I enjoyed this, Mark. I wrote sort of a mini-essay elsewhere how I was so tired of unimaginitive reboots of classic characters as bad-ass killing machines, or vulgar sexpots like your top panel.
Which is why I like Alex Ross, I guess.. he tries to bring some of the innocent wonder of classic characters to life, with a certain expansiveness, optimism, and imagination.

There's some WW2 era cover, of Mary Marvel soaring above the clouds, with a certain innocent joy.. exhilaration, the cover shows.

Just saying, that sort of optimism and FUN that superheroes once represented looks very appealing to me, the older I get. Superheroes are a great American invention, pop ambassadors of our country throughout the world, in their heyday and still.

Mark Engblom

I'm 101% in your corner, Arundel. I couldn't agree more. I love the concept of superheroes as "pop ambassadors". I'd never really thought of them in quite that way before.

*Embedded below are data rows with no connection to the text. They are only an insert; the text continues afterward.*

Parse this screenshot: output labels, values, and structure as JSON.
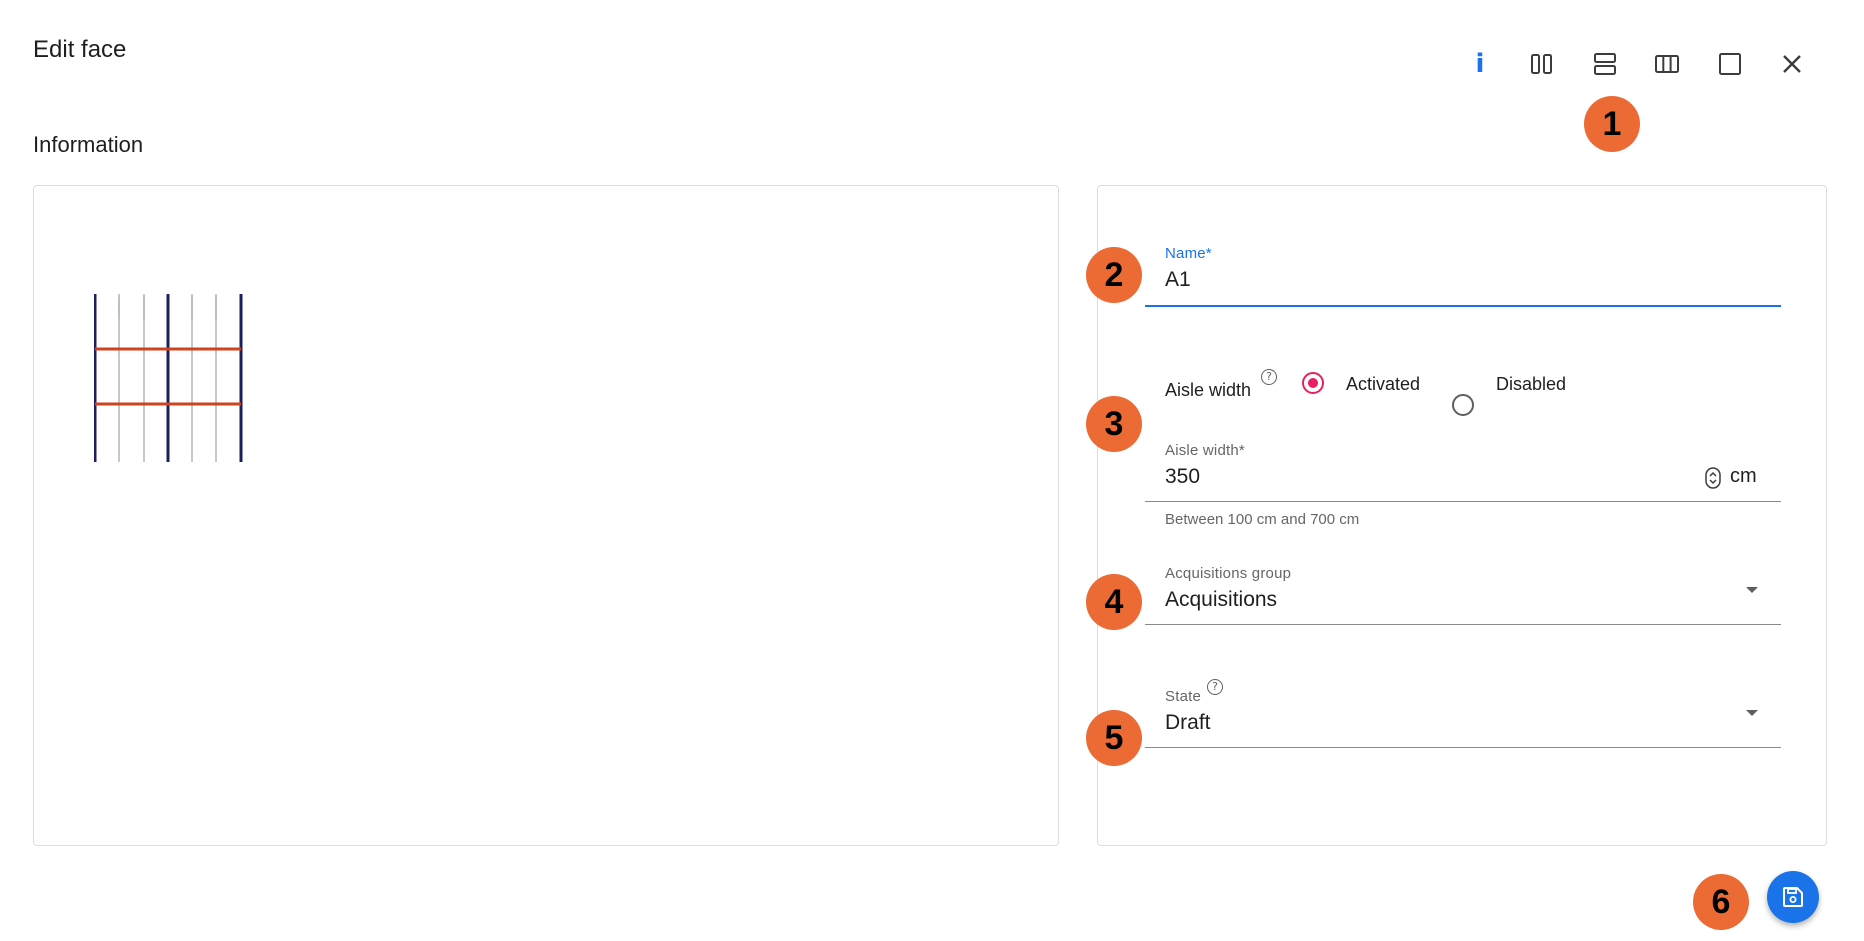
{
  "header": {
    "title": "Edit face"
  },
  "section": {
    "title": "Information"
  },
  "toolbar": {
    "items": [
      {
        "icon": "info-icon"
      },
      {
        "icon": "two-columns-icon"
      },
      {
        "icon": "two-rows-icon"
      },
      {
        "icon": "three-columns-icon"
      },
      {
        "icon": "single-pane-icon"
      },
      {
        "icon": "close-icon"
      }
    ]
  },
  "badges": {
    "b1": "1",
    "b2": "2",
    "b3": "3",
    "b4": "4",
    "b5": "5",
    "b6": "6"
  },
  "form": {
    "name": {
      "label": "Name*",
      "value": "A1"
    },
    "aisle_toggle": {
      "label": "Aisle width",
      "options": [
        "Activated",
        "Disabled"
      ],
      "selected": "Activated"
    },
    "aisle_width": {
      "label": "Aisle width*",
      "value": "350",
      "unit": "cm",
      "hint": "Between 100 cm and 700 cm"
    },
    "acquisitions_group": {
      "label": "Acquisitions group",
      "value": "Acquisitions"
    },
    "state": {
      "label": "State",
      "value": "Draft"
    }
  },
  "colors": {
    "accent": "#1a73e8",
    "radio": "#e91e63",
    "badge": "#ec6a34",
    "rack_upright": "#1c1f5e",
    "rack_beam": "#d0431f"
  }
}
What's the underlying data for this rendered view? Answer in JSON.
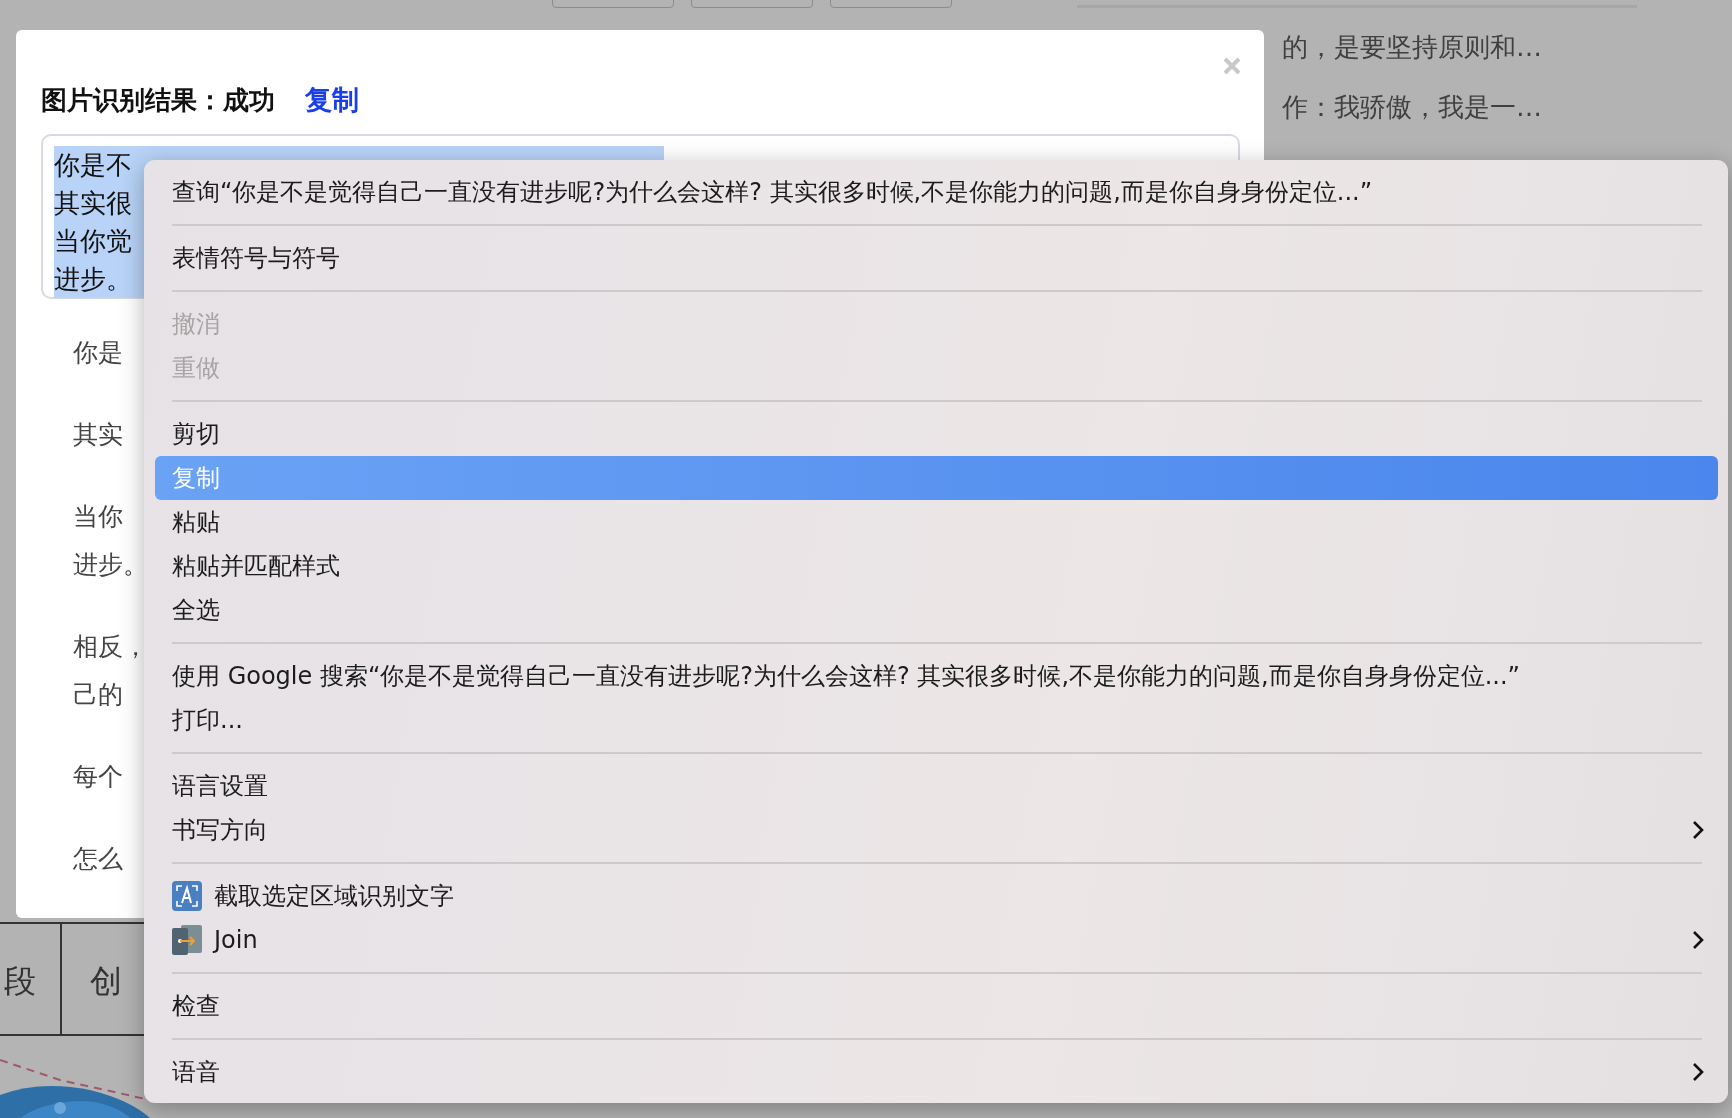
{
  "background": {
    "right_lines": [
      "的，是要坚持原则和…",
      "作：我骄傲，我是一…"
    ],
    "table_cells": [
      "段",
      "创"
    ]
  },
  "dialog": {
    "title": "图片识别结果：成功",
    "copy_link": "复制",
    "result_box": {
      "text_selected": true,
      "lines": [
        "你是不",
        "其实很",
        "当你觉",
        "进步。"
      ]
    },
    "paragraphs": [
      [
        "你是"
      ],
      [
        "其实"
      ],
      [
        "当你",
        "进步。"
      ],
      [
        "相反，",
        "己的"
      ],
      [
        "每个"
      ],
      [
        "怎么"
      ]
    ]
  },
  "context_menu": {
    "items": [
      {
        "kind": "item",
        "label": "查询“你是不是觉得自己一直没有进步呢?为什么会这样? 其实很多时候,不是你能力的问题,而是你自身身份定位...”",
        "disabled": false,
        "selected": false,
        "submenu": false
      },
      {
        "kind": "separator"
      },
      {
        "kind": "item",
        "label": "表情符号与符号",
        "disabled": false,
        "selected": false,
        "submenu": false
      },
      {
        "kind": "separator"
      },
      {
        "kind": "item",
        "label": "撤消",
        "disabled": true,
        "selected": false,
        "submenu": false
      },
      {
        "kind": "item",
        "label": "重做",
        "disabled": true,
        "selected": false,
        "submenu": false
      },
      {
        "kind": "separator"
      },
      {
        "kind": "item",
        "label": "剪切",
        "disabled": false,
        "selected": false,
        "submenu": false
      },
      {
        "kind": "item",
        "label": "复制",
        "disabled": false,
        "selected": true,
        "submenu": false
      },
      {
        "kind": "item",
        "label": "粘贴",
        "disabled": false,
        "selected": false,
        "submenu": false
      },
      {
        "kind": "item",
        "label": "粘贴并匹配样式",
        "disabled": false,
        "selected": false,
        "submenu": false
      },
      {
        "kind": "item",
        "label": "全选",
        "disabled": false,
        "selected": false,
        "submenu": false
      },
      {
        "kind": "separator"
      },
      {
        "kind": "item",
        "label": "使用 Google 搜索“你是不是觉得自己一直没有进步呢?为什么会这样? 其实很多时候,不是你能力的问题,而是你自身身份定位...”",
        "disabled": false,
        "selected": false,
        "submenu": false
      },
      {
        "kind": "item",
        "label": "打印...",
        "disabled": false,
        "selected": false,
        "submenu": false
      },
      {
        "kind": "separator"
      },
      {
        "kind": "item",
        "label": "语言设置",
        "disabled": false,
        "selected": false,
        "submenu": false
      },
      {
        "kind": "item",
        "label": "书写方向",
        "disabled": false,
        "selected": false,
        "submenu": true
      },
      {
        "kind": "separator"
      },
      {
        "kind": "ocr",
        "label": "截取选定区域识别文字",
        "disabled": false,
        "selected": false,
        "submenu": false
      },
      {
        "kind": "join",
        "label": "Join",
        "disabled": false,
        "selected": false,
        "submenu": true
      },
      {
        "kind": "separator"
      },
      {
        "kind": "item",
        "label": "检查",
        "disabled": false,
        "selected": false,
        "submenu": false
      },
      {
        "kind": "separator"
      },
      {
        "kind": "item",
        "label": "语音",
        "disabled": false,
        "selected": false,
        "submenu": true
      }
    ]
  }
}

I think the urge to take once-innocent characters and drag them through the mud is a symptom of a deeper sickness in our society, a sickness I don't see a cure for in the near future, unfortunately. Happily, there are some alternate takes on Mary Marvel and the like that the more idealistic among us can still support (like the Mike Kunkel Billy Batson and the Magic of SHAZAM series)...but it's still upsetting to know there are some who see it as their "mission" to warp or even eradicate innocence wherever they find it.